For a $50,000 budget film written, directed, and starring a 23-year-old, it's quite competently done. It gets lumped in with the "mumblecore" movement, but the dialogue is crisply written and well-recorded. The word that kept coming to my mind is "watchable." 

Tiny Furniture is not laugh out loud funny, but it gets funnier a second time through as you pick up that you aren't supposed to feel terribly sorry for Dunham's dumpy character as she endures repeated humiliations trying to launch a career as a hipster media sensation. She isn't supposed to be likable, as she does selfish things to people trying to be nice to her. She's a young, female George Costanza, but an ambitious egomaniac to boot, lacking George's contentment with his own mediocrity. 

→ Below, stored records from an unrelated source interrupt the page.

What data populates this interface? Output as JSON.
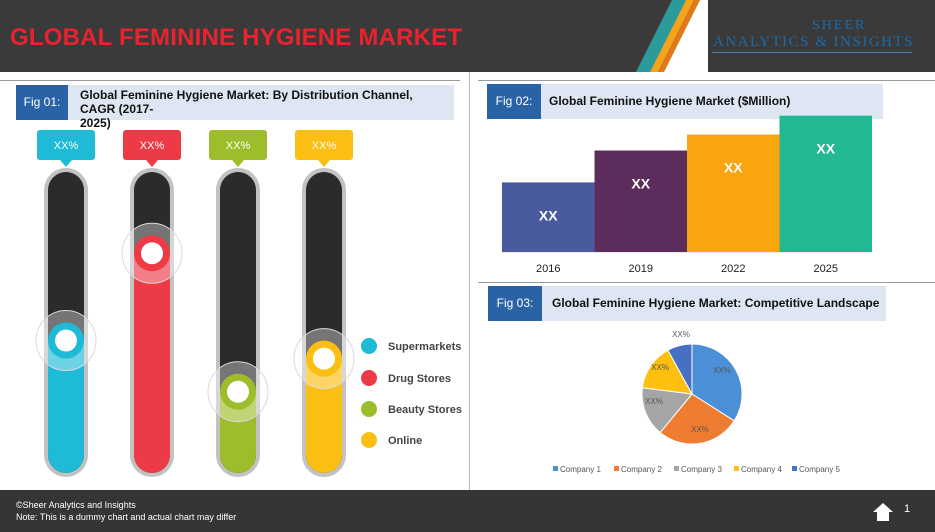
{
  "header": {
    "title": "GLOBAL FEMININE HYGIENE MARKET",
    "brand_line1": "SHEER",
    "brand_line2": "ANALYTICS & INSIGHTS"
  },
  "colors": {
    "accent_red": "#e8232f",
    "fig_tag_blue": "#2a62a6",
    "supermarkets": "#1ebad6",
    "drug_stores": "#ec3b47",
    "beauty_stores": "#9dbd2b",
    "online": "#fbbf13"
  },
  "fig1": {
    "tag": "Fig 01:",
    "title_line1": "Global Feminine Hygiene Market: By Distribution Channel,  CAGR (2017-",
    "title_line2": "2025)"
  },
  "fig2": {
    "tag": "Fig 02:",
    "title": "Global Feminine Hygiene Market ($Million)"
  },
  "fig3": {
    "tag": "Fig 03:",
    "title": "Global Feminine Hygiene Market: Competitive Landscape"
  },
  "chart_data": [
    {
      "type": "bar",
      "subtype": "vertical-gauge",
      "title": "Global Feminine Hygiene Market: By Distribution Channel,  CAGR (2017-2025)",
      "categories": [
        "Supermarkets",
        "Drug Stores",
        "Beauty Stores",
        "Online"
      ],
      "labels": [
        "XX%",
        "XX%",
        "XX%",
        "XX%"
      ],
      "values": [
        0.44,
        0.73,
        0.27,
        0.38
      ],
      "colors": [
        "#1ebad6",
        "#ec3b47",
        "#9dbd2b",
        "#fbbf13"
      ],
      "legend_position": "right"
    },
    {
      "type": "bar",
      "title": "Global Feminine Hygiene Market ($Million)",
      "categories": [
        "2016",
        "2019",
        "2022",
        "2025"
      ],
      "values": [
        48,
        70,
        81,
        94
      ],
      "data_labels": [
        "XX",
        "XX",
        "XX",
        "XX"
      ],
      "colors": [
        "#4a5a9e",
        "#5c2d5c",
        "#fba50e",
        "#21b893"
      ],
      "ylim": [
        0,
        100
      ]
    },
    {
      "type": "pie",
      "title": "Global Feminine Hygiene Market: Competitive Landscape",
      "categories": [
        "Company 1",
        "Company 2",
        "Company 3",
        "Company 4",
        "Company 5"
      ],
      "values": [
        34,
        27,
        16,
        15,
        8
      ],
      "data_labels": [
        "XX%",
        "XX%",
        "XX%",
        "XX%",
        "XX%"
      ],
      "colors": [
        "#4b8fd6",
        "#ef7d31",
        "#a5a5a5",
        "#fec00f",
        "#4670c4"
      ],
      "legend_position": "bottom"
    }
  ],
  "footer": {
    "copyright": "©Sheer Analytics and Insights",
    "note": "Note: This is a dummy chart and actual chart may differ",
    "page_number": "1",
    "home_icon": "home-icon"
  }
}
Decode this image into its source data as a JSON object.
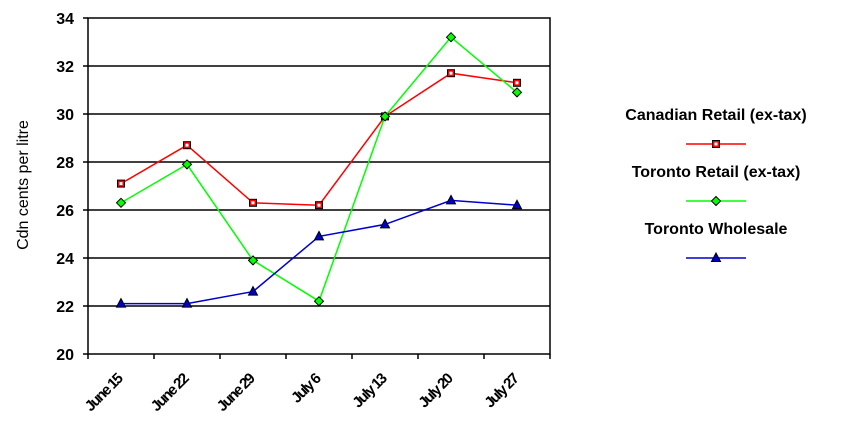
{
  "chart_data": {
    "type": "line",
    "ylabel": "Cdn cents per litre",
    "xlabel": "",
    "title": "",
    "categories": [
      "June 15",
      "June 22",
      "June 29",
      "July 6",
      "July 13",
      "July 20",
      "July 27"
    ],
    "ylim": [
      20,
      34
    ],
    "yticks": [
      "20",
      "22",
      "24",
      "26",
      "28",
      "30",
      "32",
      "34"
    ],
    "grid": "horizontal",
    "legend_position": "right",
    "series": [
      {
        "name": "Canadian Retail (ex-tax)",
        "color": "#ff0000",
        "marker": "square",
        "values": [
          27.1,
          28.7,
          26.3,
          26.2,
          29.9,
          31.7,
          31.3
        ]
      },
      {
        "name": "Toronto Retail (ex-tax)",
        "color": "#00ff00",
        "marker": "diamond",
        "values": [
          26.3,
          27.9,
          23.9,
          22.2,
          29.9,
          33.2,
          30.9
        ]
      },
      {
        "name": "Toronto Wholesale",
        "color": "#0000cc",
        "marker": "triangle",
        "values": [
          22.1,
          22.1,
          22.6,
          24.9,
          25.4,
          26.4,
          26.2
        ]
      }
    ]
  }
}
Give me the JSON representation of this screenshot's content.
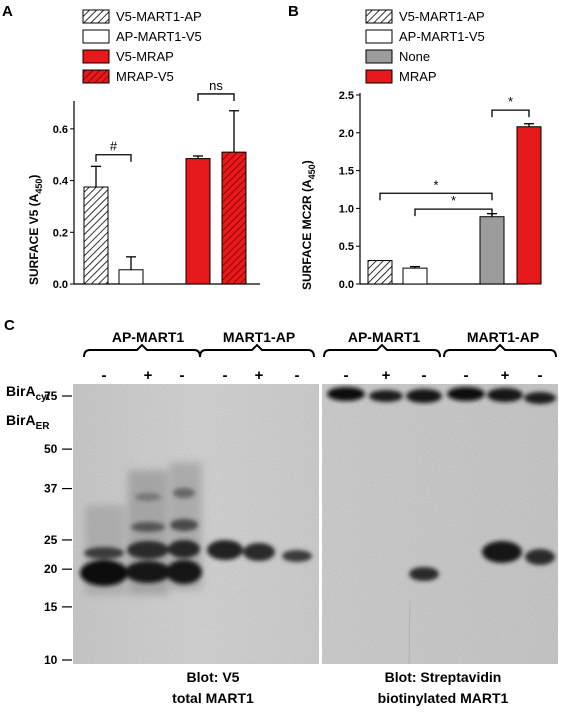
{
  "panels": {
    "a_label": "A",
    "b_label": "B",
    "c_label": "C"
  },
  "colors": {
    "red": "#e8191c",
    "gray": "#9c9c9c",
    "black": "#000000",
    "blot_bg": "#d6d6d6"
  },
  "chart_data": [
    {
      "type": "bar",
      "panel": "A",
      "ylabel_main": "SURFACE  V5  (A",
      "ylabel_sub": "450",
      "ylabel_close": ")",
      "ylim": [
        0,
        0.7
      ],
      "yticks": [
        "0.0",
        "0.2",
        "0.4",
        "0.6"
      ],
      "ytick_values": [
        0,
        0.2,
        0.4,
        0.6
      ],
      "legend": [
        {
          "label": "V5-MART1-AP",
          "style": "hatch-white"
        },
        {
          "label": "AP-MART1-V5",
          "style": "white"
        },
        {
          "label": "V5-MRAP",
          "style": "red"
        },
        {
          "label": "MRAP-V5",
          "style": "hatch-red"
        }
      ],
      "bars": [
        {
          "series": "V5-MART1-AP",
          "value": 0.375,
          "error": 0.08,
          "style": "hatch-white"
        },
        {
          "series": "AP-MART1-V5",
          "value": 0.055,
          "error": 0.05,
          "style": "white"
        },
        {
          "series": "V5-MRAP",
          "value": 0.485,
          "error": 0.01,
          "style": "red"
        },
        {
          "series": "MRAP-V5",
          "value": 0.51,
          "error": 0.16,
          "style": "hatch-red"
        }
      ],
      "significance": [
        {
          "label": "#",
          "from": 0,
          "to": 1,
          "y": 0.5
        },
        {
          "label": "ns",
          "from": 2,
          "to": 3,
          "y": 0.735
        }
      ]
    },
    {
      "type": "bar",
      "panel": "B",
      "ylabel_main": "SURFACE  MC2R (A",
      "ylabel_sub": "450",
      "ylabel_close": ")",
      "ylim": [
        0,
        2.5
      ],
      "yticks": [
        "0.0",
        "0.5",
        "1.0",
        "1.5",
        "2.0",
        "2.5"
      ],
      "ytick_values": [
        0,
        0.5,
        1.0,
        1.5,
        2.0,
        2.5
      ],
      "legend": [
        {
          "label": "V5-MART1-AP",
          "style": "hatch-white"
        },
        {
          "label": "AP-MART1-V5",
          "style": "white"
        },
        {
          "label": "None",
          "style": "gray"
        },
        {
          "label": "MRAP",
          "style": "red"
        }
      ],
      "bars": [
        {
          "series": "V5-MART1-AP",
          "value": 0.31,
          "error": 0.0,
          "style": "hatch-white"
        },
        {
          "series": "AP-MART1-V5",
          "value": 0.21,
          "error": 0.02,
          "style": "white"
        },
        {
          "series": "None",
          "value": 0.89,
          "error": 0.04,
          "style": "gray"
        },
        {
          "series": "MRAP",
          "value": 2.08,
          "error": 0.04,
          "style": "red"
        }
      ],
      "significance": [
        {
          "label": "*",
          "from": 2,
          "to": 3,
          "y": 2.3
        },
        {
          "label": "*",
          "from": 0,
          "to": 2,
          "y": 1.2
        },
        {
          "label": "*",
          "from": 1,
          "to": 2,
          "y": 0.99
        }
      ]
    }
  ],
  "blot": {
    "groups": [
      "AP-MART1",
      "MART1-AP",
      "AP-MART1",
      "MART1-AP"
    ],
    "row1_label_main": "BirA",
    "row1_label_sub": "cyt",
    "row2_label_main": "BirA",
    "row2_label_sub": "ER",
    "lanes": [
      {
        "cyt": "-",
        "er": "-"
      },
      {
        "cyt": "+",
        "er": "-"
      },
      {
        "cyt": "-",
        "er": "+"
      },
      {
        "cyt": "-",
        "er": "-"
      },
      {
        "cyt": "+",
        "er": "-"
      },
      {
        "cyt": "-",
        "er": "+"
      },
      {
        "cyt": "-",
        "er": "-"
      },
      {
        "cyt": "+",
        "er": "-"
      },
      {
        "cyt": "-",
        "er": "+"
      },
      {
        "cyt": "-",
        "er": "-"
      },
      {
        "cyt": "+",
        "er": "-"
      },
      {
        "cyt": "-",
        "er": "+"
      }
    ],
    "markers": [
      "75",
      "50",
      "37",
      "25",
      "20",
      "15",
      "10"
    ],
    "marker_kda": [
      75,
      50,
      37,
      25,
      20,
      15,
      10
    ],
    "left_caption_1": "Blot: V5",
    "left_caption_2": "total MART1",
    "right_caption_1": "Blot: Streptavidin",
    "right_caption_2": "biotinylated MART1"
  }
}
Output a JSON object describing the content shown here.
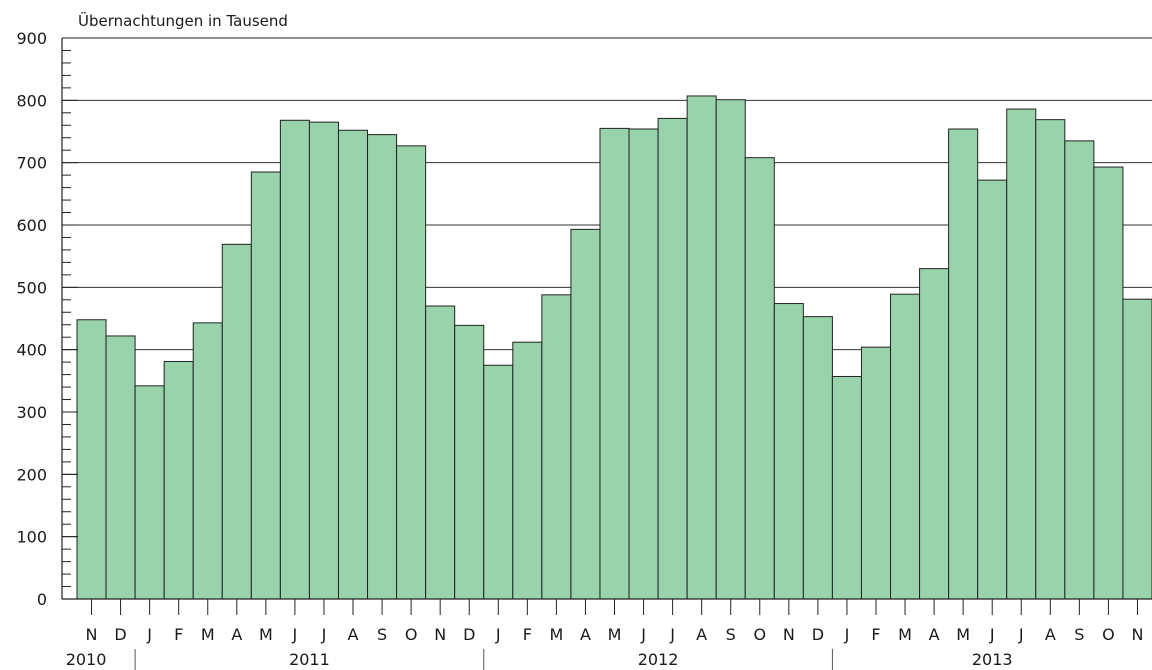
{
  "chart_data": {
    "type": "bar",
    "title": "",
    "ylabel": "Übernachtungen in Tausend",
    "xlabel": "",
    "ylim": [
      0,
      900
    ],
    "yticks": [
      0,
      100,
      200,
      300,
      400,
      500,
      600,
      700,
      800,
      900
    ],
    "grid": true,
    "categories": [
      "N",
      "D",
      "J",
      "F",
      "M",
      "A",
      "M",
      "J",
      "J",
      "A",
      "S",
      "O",
      "N",
      "D",
      "J",
      "F",
      "M",
      "A",
      "M",
      "J",
      "J",
      "A",
      "S",
      "O",
      "N",
      "D",
      "J",
      "F",
      "M",
      "A",
      "M",
      "J",
      "J",
      "A",
      "S",
      "O",
      "N"
    ],
    "values": [
      448,
      422,
      342,
      381,
      443,
      569,
      685,
      768,
      765,
      752,
      745,
      727,
      470,
      439,
      375,
      412,
      488,
      593,
      755,
      754,
      771,
      807,
      801,
      708,
      474,
      453,
      357,
      404,
      489,
      530,
      754,
      672,
      786,
      769,
      735,
      693,
      481
    ],
    "years": [
      {
        "label": "2010",
        "start": 0,
        "count": 2
      },
      {
        "label": "2011",
        "start": 2,
        "count": 12
      },
      {
        "label": "2012",
        "start": 14,
        "count": 12
      },
      {
        "label": "2013",
        "start": 26,
        "count": 11
      }
    ],
    "bar_color": "#99d3ab",
    "bar_edge_color": "#222222"
  }
}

You sympathize a little with her for having a mother / role model who has, somehow, clawed her way to making a lot of money in the New York art scene by taking art photos of tiny furniture (played in the movie by Dunham's real life mother, who, indeed, makes money selling in galleries her photos of tiny furniture). But, it's an inherently absurd situation.

So, who exactly are all the aggrieved People of Color who want to be this character's friend? And why?

And that raises the question of earlier New York sitcoms about People of Pallor, such as Seinfeld, where the only memorable black character was Kramer's Johnny Cochran-inspired lawyer. After Seinfeld and, especially, after Curb Your Enthusiasm (by which point Larry David had a half billion dollars, so even if he got Michael Richardized if a race joke went over wrong, he'd still have a half billion dollars), isn't it pretty obvious that Larry David's views on race are closer to mine than to those of all the folks who are in a huff over Lena Dunham's three titular friends being white. At least on the central issue — Race Is Not a Joking Matter! — me and Larry are on the same side of the barricades.